The two sides also boast different political systems that are nevertheless in line with their own conditions.
But putting similarities and differences aside, both China and Europe need each other to take on even greater global significance.
In a 10-day visit to Europe in March, Chinese President Xi Jinping called on China and Europe to build four "bridges" of peace, growth, reform and progress in civilization to step up friendship and cooperation.
Chinese Premier Li Keqiang, some three months later, also highlighted cooperation. "China and the UK, the East and the West, developing countries and developed ones alike, should seize opportunities, meet challenges together, and build a better world through inclusive development," he said.
Their enthusiasm is reciprocated by their European counterparts.
Heads of states and governments from Europe that visited China in 2013 alone included former French Prime Minister Jean-Marc Ayrault, Dutch Prime Minister Mark Rutte, and British Prime Minister David Cameron, who pledged that Britain would be China's strongest advocate in the West.
The logic behind the mutual pledge of support and cooperation is not difficult to understand.
It has been 11 years since China and the EU established a comprehensive strategic partnership.
According to the policy paper on the EU published by China in April, the two sides have worked together to tackle the international financial crisis and advance global governance reform, stepped up communication and coordination on major international and regional issues, and contributed significantly to world peace, development and cooperation.
Unlike the United States and Japan, Europe enjoys a relationship largely unburdened by intractable disputes with Beijing, and no other regions have exerted as much influence on China as Europe.
Both China and the EU advocate a multi-polar world, with Chinese leaders repeatedly labeling Europe an "important pole" of the world, and an "important partner" for China.
Nevertheless, economic links between China and Europe are perhaps the strongest glue holding the two together.
China is the EU's second-largest trading partner.
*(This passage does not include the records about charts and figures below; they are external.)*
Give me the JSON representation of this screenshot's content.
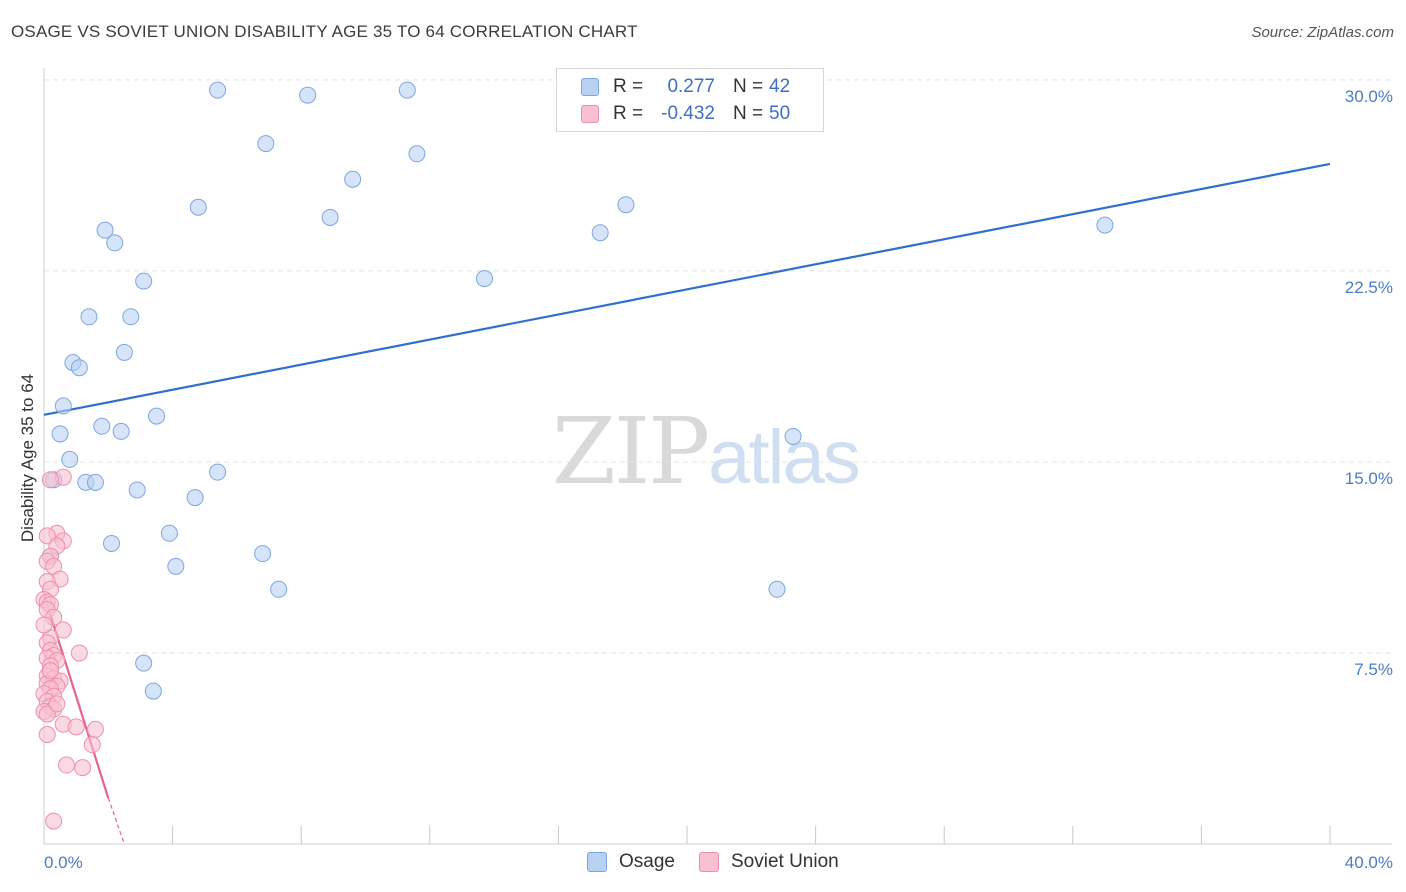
{
  "header": {
    "title": "OSAGE VS SOVIET UNION DISABILITY AGE 35 TO 64 CORRELATION CHART",
    "source": "Source: ZipAtlas.com"
  },
  "watermark": {
    "zip": "ZIP",
    "atlas": "atlas"
  },
  "legend": {
    "rows": [
      {
        "r_label": "R =",
        "r_value": "0.277",
        "n_label": "N =",
        "n_value": "42"
      },
      {
        "r_label": "R =",
        "r_value": "-0.432",
        "n_label": "N =",
        "n_value": "50"
      }
    ]
  },
  "bottom_legend": {
    "osage": "Osage",
    "soviet": "Soviet Union"
  },
  "axes": {
    "ylabel": "Disability Age 35 to 64",
    "y_ticks": [
      "30.0%",
      "22.5%",
      "15.0%",
      "7.5%"
    ],
    "x_min_label": "0.0%",
    "x_max_label": "40.0%"
  },
  "colors": {
    "osage_fill": "#b9d2f3",
    "osage_stroke": "#7ea6e0",
    "osage_line": "#2f6fce",
    "soviet_fill": "#f8c0d0",
    "soviet_stroke": "#ee8fac",
    "soviet_line": "#e5638e",
    "tick_text": "#4a7dc9",
    "grid": "#e3e3e3"
  },
  "chart_data": {
    "type": "scatter",
    "xlabel": "",
    "ylabel": "Disability Age 35 to 64",
    "xlim": [
      0,
      40
    ],
    "ylim": [
      0,
      30.7
    ],
    "x_unit": "%",
    "y_unit": "%",
    "y_ticks": [
      7.5,
      15.0,
      22.5,
      30.0
    ],
    "grid": true,
    "legend_position": "top-center",
    "series": [
      {
        "name": "Osage",
        "color": "#b9d2f3",
        "points": [
          [
            5.4,
            29.6
          ],
          [
            8.2,
            29.4
          ],
          [
            11.3,
            29.6
          ],
          [
            6.9,
            27.5
          ],
          [
            11.6,
            27.1
          ],
          [
            9.6,
            26.1
          ],
          [
            4.8,
            25.0
          ],
          [
            8.9,
            24.6
          ],
          [
            18.1,
            25.1
          ],
          [
            17.3,
            24.0
          ],
          [
            1.9,
            24.1
          ],
          [
            2.2,
            23.6
          ],
          [
            3.1,
            22.1
          ],
          [
            13.7,
            22.2
          ],
          [
            33.0,
            24.3
          ],
          [
            1.4,
            20.7
          ],
          [
            2.7,
            20.7
          ],
          [
            2.5,
            19.3
          ],
          [
            0.9,
            18.9
          ],
          [
            1.1,
            18.7
          ],
          [
            0.6,
            17.2
          ],
          [
            3.5,
            16.8
          ],
          [
            1.8,
            16.4
          ],
          [
            2.4,
            16.2
          ],
          [
            0.5,
            16.1
          ],
          [
            23.3,
            16.0
          ],
          [
            0.8,
            15.1
          ],
          [
            0.3,
            14.3
          ],
          [
            1.3,
            14.2
          ],
          [
            5.4,
            14.6
          ],
          [
            1.6,
            14.2
          ],
          [
            2.9,
            13.9
          ],
          [
            4.7,
            13.6
          ],
          [
            3.9,
            12.2
          ],
          [
            2.1,
            11.8
          ],
          [
            6.8,
            11.4
          ],
          [
            4.1,
            10.9
          ],
          [
            7.3,
            10.0
          ],
          [
            22.8,
            10.0
          ],
          [
            3.1,
            7.1
          ],
          [
            3.4,
            6.0
          ],
          [
            0.2,
            11.3
          ]
        ]
      },
      {
        "name": "Soviet Union",
        "color": "#f8c0d0",
        "points": [
          [
            0.6,
            14.4
          ],
          [
            0.2,
            14.3
          ],
          [
            0.4,
            12.2
          ],
          [
            0.6,
            11.9
          ],
          [
            0.1,
            12.1
          ],
          [
            0.4,
            11.7
          ],
          [
            0.2,
            11.3
          ],
          [
            0.1,
            11.1
          ],
          [
            0.3,
            10.9
          ],
          [
            0.5,
            10.4
          ],
          [
            0.1,
            10.3
          ],
          [
            0.2,
            10.0
          ],
          [
            0.0,
            9.6
          ],
          [
            0.1,
            9.5
          ],
          [
            0.2,
            9.4
          ],
          [
            0.1,
            9.2
          ],
          [
            0.3,
            8.9
          ],
          [
            0.6,
            8.4
          ],
          [
            0.2,
            8.1
          ],
          [
            0.1,
            7.9
          ],
          [
            1.1,
            7.5
          ],
          [
            0.2,
            7.6
          ],
          [
            0.3,
            7.4
          ],
          [
            0.1,
            7.3
          ],
          [
            0.4,
            7.2
          ],
          [
            0.2,
            7.0
          ],
          [
            0.1,
            6.6
          ],
          [
            0.3,
            6.5
          ],
          [
            0.5,
            6.4
          ],
          [
            0.1,
            6.3
          ],
          [
            0.4,
            6.2
          ],
          [
            0.2,
            6.1
          ],
          [
            0.0,
            5.9
          ],
          [
            0.3,
            5.8
          ],
          [
            0.1,
            5.6
          ],
          [
            0.2,
            5.4
          ],
          [
            0.3,
            5.3
          ],
          [
            0.0,
            5.2
          ],
          [
            0.1,
            5.1
          ],
          [
            0.6,
            4.7
          ],
          [
            1.0,
            4.6
          ],
          [
            1.6,
            4.5
          ],
          [
            1.5,
            3.9
          ],
          [
            0.7,
            3.1
          ],
          [
            1.2,
            3.0
          ],
          [
            0.3,
            0.9
          ],
          [
            0.0,
            8.6
          ],
          [
            0.2,
            6.8
          ],
          [
            0.4,
            5.5
          ],
          [
            0.1,
            4.3
          ]
        ]
      }
    ],
    "trendlines": [
      {
        "series": "Osage",
        "x": [
          0,
          40
        ],
        "y": [
          16.85,
          26.7
        ]
      },
      {
        "series": "Soviet Union",
        "x": [
          0,
          2.0
        ],
        "y": [
          9.8,
          1.8
        ],
        "dashed_extension_to": [
          2.5,
          0.0
        ]
      }
    ]
  }
}
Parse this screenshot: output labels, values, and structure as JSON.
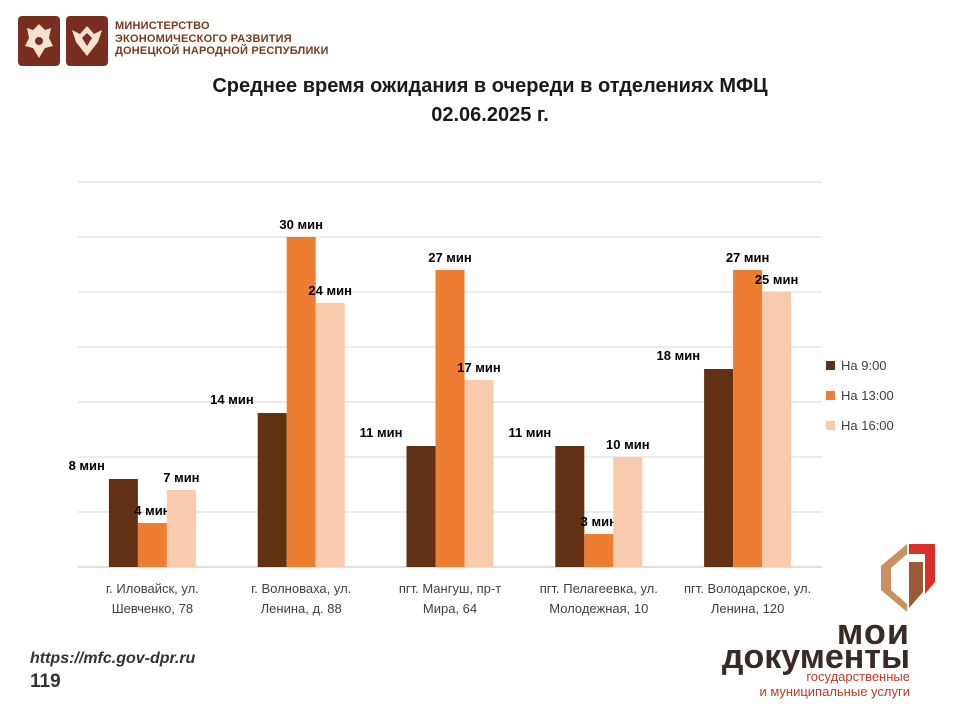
{
  "header": {
    "ministry_lines": [
      "МИНИСТЕРСТВО",
      "ЭКОНОМИЧЕСКОГО РАЗВИТИЯ",
      "ДОНЕЦКОЙ НАРОДНОЙ РЕСПУБЛИКИ"
    ],
    "emblems": [
      "coat-of-arms-icon",
      "coat-of-arms-icon"
    ]
  },
  "chart_data": {
    "type": "bar",
    "title": [
      "Среднее время ожидания в очереди в отделениях МФЦ",
      "02.06.2025 г."
    ],
    "xlabel": "",
    "ylabel": "",
    "ylim": [
      0,
      35
    ],
    "grid": true,
    "legend_position": "right",
    "categories": [
      [
        "г. Иловайск, ул.",
        "Шевченко, 78"
      ],
      [
        "г. Волноваха, ул.",
        "Ленина, д. 88"
      ],
      [
        "пгт. Мангуш, пр-т",
        "Мира, 64"
      ],
      [
        "пгт. Пелагеевка, ул.",
        "Молодежная, 10"
      ],
      [
        "пгт. Володарское, ул.",
        "Ленина, 120"
      ]
    ],
    "series": [
      {
        "name": "На 9:00",
        "color": "#623113",
        "values": [
          8,
          14,
          11,
          11,
          18
        ],
        "labels": [
          "8 мин",
          "14 мин",
          "11 мин",
          "11 мин",
          "18 мин"
        ]
      },
      {
        "name": "На 13:00",
        "color": "#ed7d31",
        "values": [
          4,
          30,
          27,
          3,
          27
        ],
        "labels": [
          "4  мин",
          "30 мин",
          "27 мин",
          "3 мин",
          "27 мин"
        ]
      },
      {
        "name": "На 16:00",
        "color": "#f8cbad",
        "values": [
          7,
          24,
          17,
          10,
          25
        ],
        "labels": [
          "7 мин",
          "24 мин",
          "17 мин",
          "10 мин",
          "25 мин"
        ]
      }
    ]
  },
  "footer": {
    "url": "https://mfc.gov-dpr.ru",
    "page_number": "119"
  },
  "brand": {
    "name_lines": [
      "мои",
      "документы"
    ],
    "subtitle_lines": [
      "государственные",
      "и муниципальные услуги"
    ],
    "logo_icon": "moi-dokumenty-logo-icon"
  }
}
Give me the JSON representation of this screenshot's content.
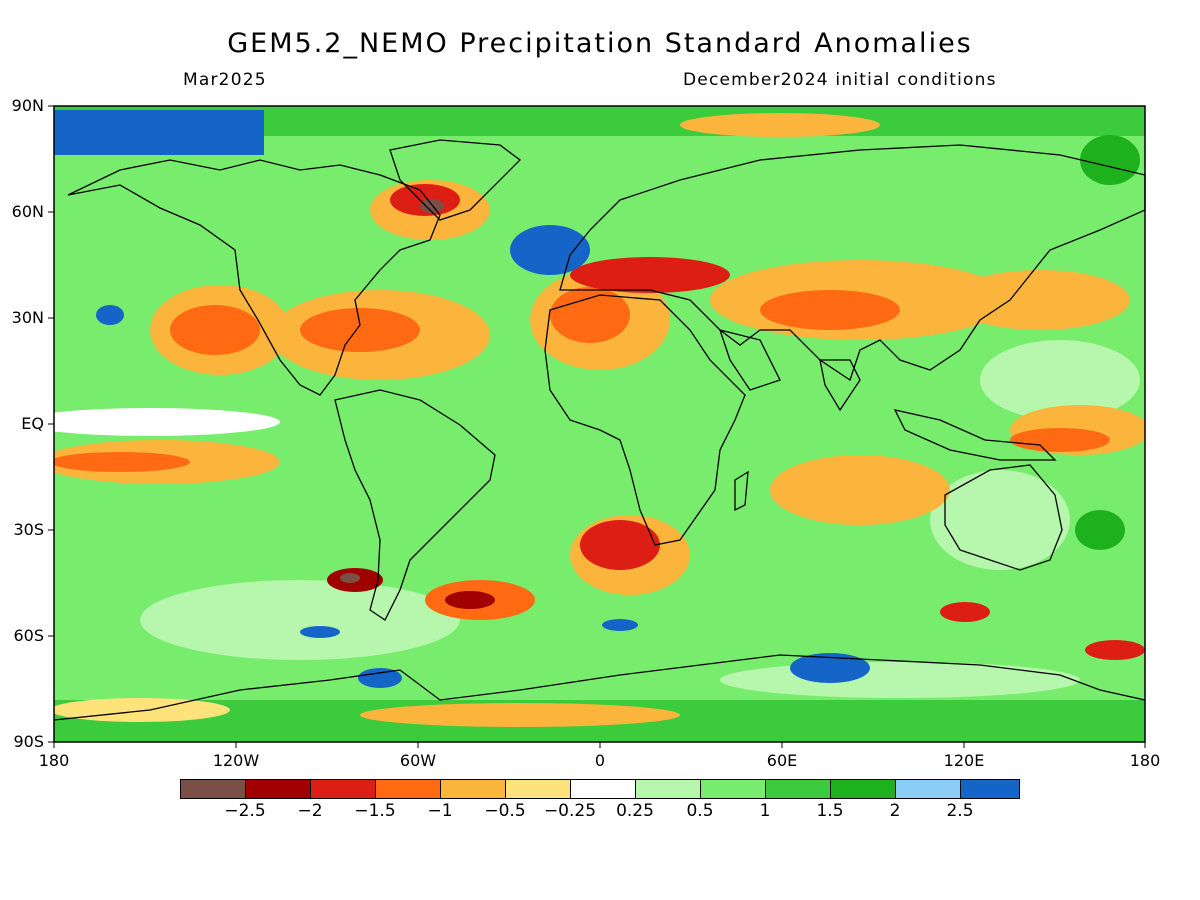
{
  "header": {
    "title": "GEM5.2_NEMO Precipitation Standard Anomalies",
    "valid_month": "Mar2025",
    "initial_conditions": "December2024 initial conditions"
  },
  "axes": {
    "latitude_labels": [
      "90N",
      "60N",
      "30N",
      "EQ",
      "30S",
      "60S",
      "90S"
    ],
    "longitude_labels": [
      "180",
      "120W",
      "60W",
      "0",
      "60E",
      "120E",
      "180"
    ]
  },
  "legend": {
    "colors": [
      "#7a4f45",
      "#a00000",
      "#dc1e14",
      "#ff6a12",
      "#fbb43c",
      "#fee27a",
      "#ffffff",
      "#b6f7ad",
      "#78ec6d",
      "#3ccb3c",
      "#1eb11e",
      "#8ccdf7",
      "#1565c8"
    ],
    "labels": [
      "−2.5",
      "−2",
      "−1.5",
      "−1",
      "−0.5",
      "−0.25",
      "0.25",
      "0.5",
      "1",
      "1.5",
      "2",
      "2.5"
    ]
  },
  "map_colors": {
    "ocean_base": "#78ec6d",
    "coastline": "#000000"
  }
}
The EU has been China's top trading partner for 10 years. The annual trade volume has exceeded 550 billion U.S. dollars and there have been over five million visits between the two sides each year.
Last year, the EU's direct investment in China jumped to 6.5 billion U.S. dollars, a 21.9-percent increase year on year. Meanwhile, China's direct investment in the EU spiked 6.2 percent to 3.6 billion U.S. dollars.
In addition, China and Europe's respective need for reforms has also offered further room for close collaborations. As China aims to build a moderately prosperous society by 2020, and the EU works toward its own EU 2020 strategy, the two sides can foster synergies and promote cooperation in all fields.
Though there have been signs of a "seven-year itch," the most prominent of which being the EU's year-long anti-dumping case on Chinese photovoltaic power systems, Sino-Europe ties still have without doubt been heading in the right direction in the past few years.
Describing Sino-Europe ties as "a relationship based on friendship and a mature relationship," European Commission President Jose Manuel Barroso said in a lunar new year greeting to the Chinese people in 2008 that "maturity means the two sides are able to deepen points of agreement. On points of non-agreement, they are able to speak constructively and find a way out." These words still ring true today.
China and Europe need each other, and it is in the interests of both sides to put differences aside and grasp the opportunities for cooperation created by China's development and Europe's economic recovery, and turn the current pattern of cooperation into one that is more comprehensive, robust, high-end and driven by multiple engines.